“Our message is a very clear one that the president has and will continue to lean into, which is, if you’re a company whose input prices have come down and you’re not passing those savings along to the consumer, he will call you out,” said Jared Bernstein, the chair of Biden’s Council of Economic Advisers, in a virtual meeting with reporters.
“We’ve seen elevated (profit) margins, particularly in the grocery sector, and have taken note that there needs to be more pass-through there (to consumers).”
Bernstein did not name any specific companies.
Grocery giants Walmart, Kroger and Albertsons are booking 20-plus percent gross profit margins, roughly in line with where they were before the COVID-19 pandemic spiked inflation.
A White House analysis of Census data shows food-and-beverage retailers’ revenues as a share of their costs have risen sharply from before the pandemic to a level not seen since the mid-2000s, a measure that they say more directly tracks retail mark-ups.
Last week, Biden said “there are still too many corporations in America ripping people off: price gouging, junk fees, greedflation, shrinkflation.” Biden has pushed drug makers to lower insulin costs, hotel chains to reduce fees and tried to diversify the meat-packing industry after beef prices skyrocketed in the aftermath of the pandemic.
Biden’s pitch for lower supermarket prices comes ahead of the Democrat’s November bid for re-election. A cavalcade of strong economic data – including blockbuster jobs and wage numbers on Friday – has not translated into good approval ratings for Biden, with voters still saying they are concerned about high costs.
Consumer confidence is improving, Bernstein said, citing the University of Michigan consumer survey that showed sentiment rising to its highest level since July 2021 and noting the recent strong U.S. stock market run.

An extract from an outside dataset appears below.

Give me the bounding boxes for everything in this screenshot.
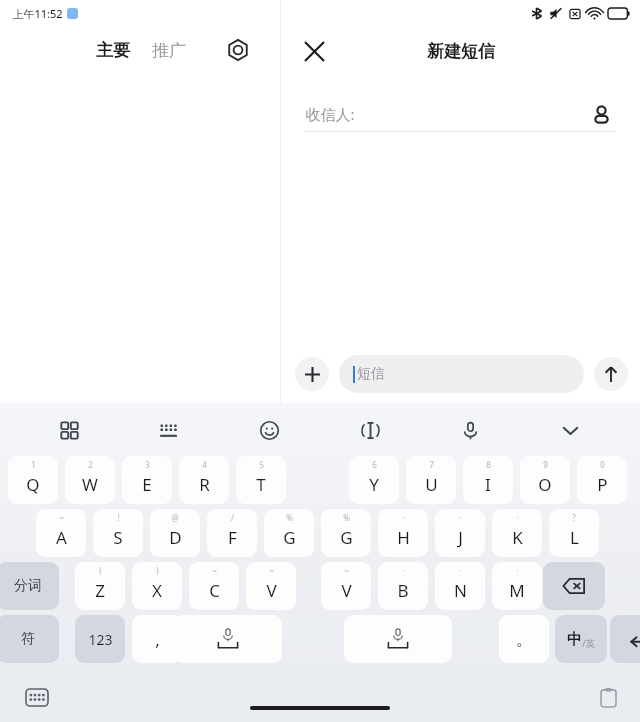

“As inflation continues to ease and the job market remains tight and real wages and wage growth continue to beat price growth, that should start to show up as improved confidence,” he said.
“We’re also working hard to lower costs – actual lower costs, not just lower inflation,” said Bernstein, citing eggs, milk, appliances, airfares, used cars and gas as particularly sensitive areas for Americans.
While eggs only account for 0.1% of the consumer price index, Bernstein said, “in the national psyche it’s a lot bigger than that and we’re very cognizant of that.”
The United Nations food agency’s world price index fell in January to its lowest level in nearly three years, driven by declines in cereals and meat.
Kroger and Albertsons plan to close on a proposed $24.6 billion merger later this year, pending an antitrust review amid fears that the deal could raise prices.
“We agree with President Biden,” a Kroger spokesperson said. “Too many grocers in America have increased margins in contrast to Kroger.”
The spokesperson added that the merger would “lower prices for even more of America’s consumers by delivering at least half a billion in additional price investments at Albertsons stores.”
A spokesperson for the National Grocers Association, which represents independent grocers, called for stricter antitrust enforcement and said “the nation’s largest retailers have used their muscle to force food suppliers to offset higher production costs by charging their smaller rivals higher prices.”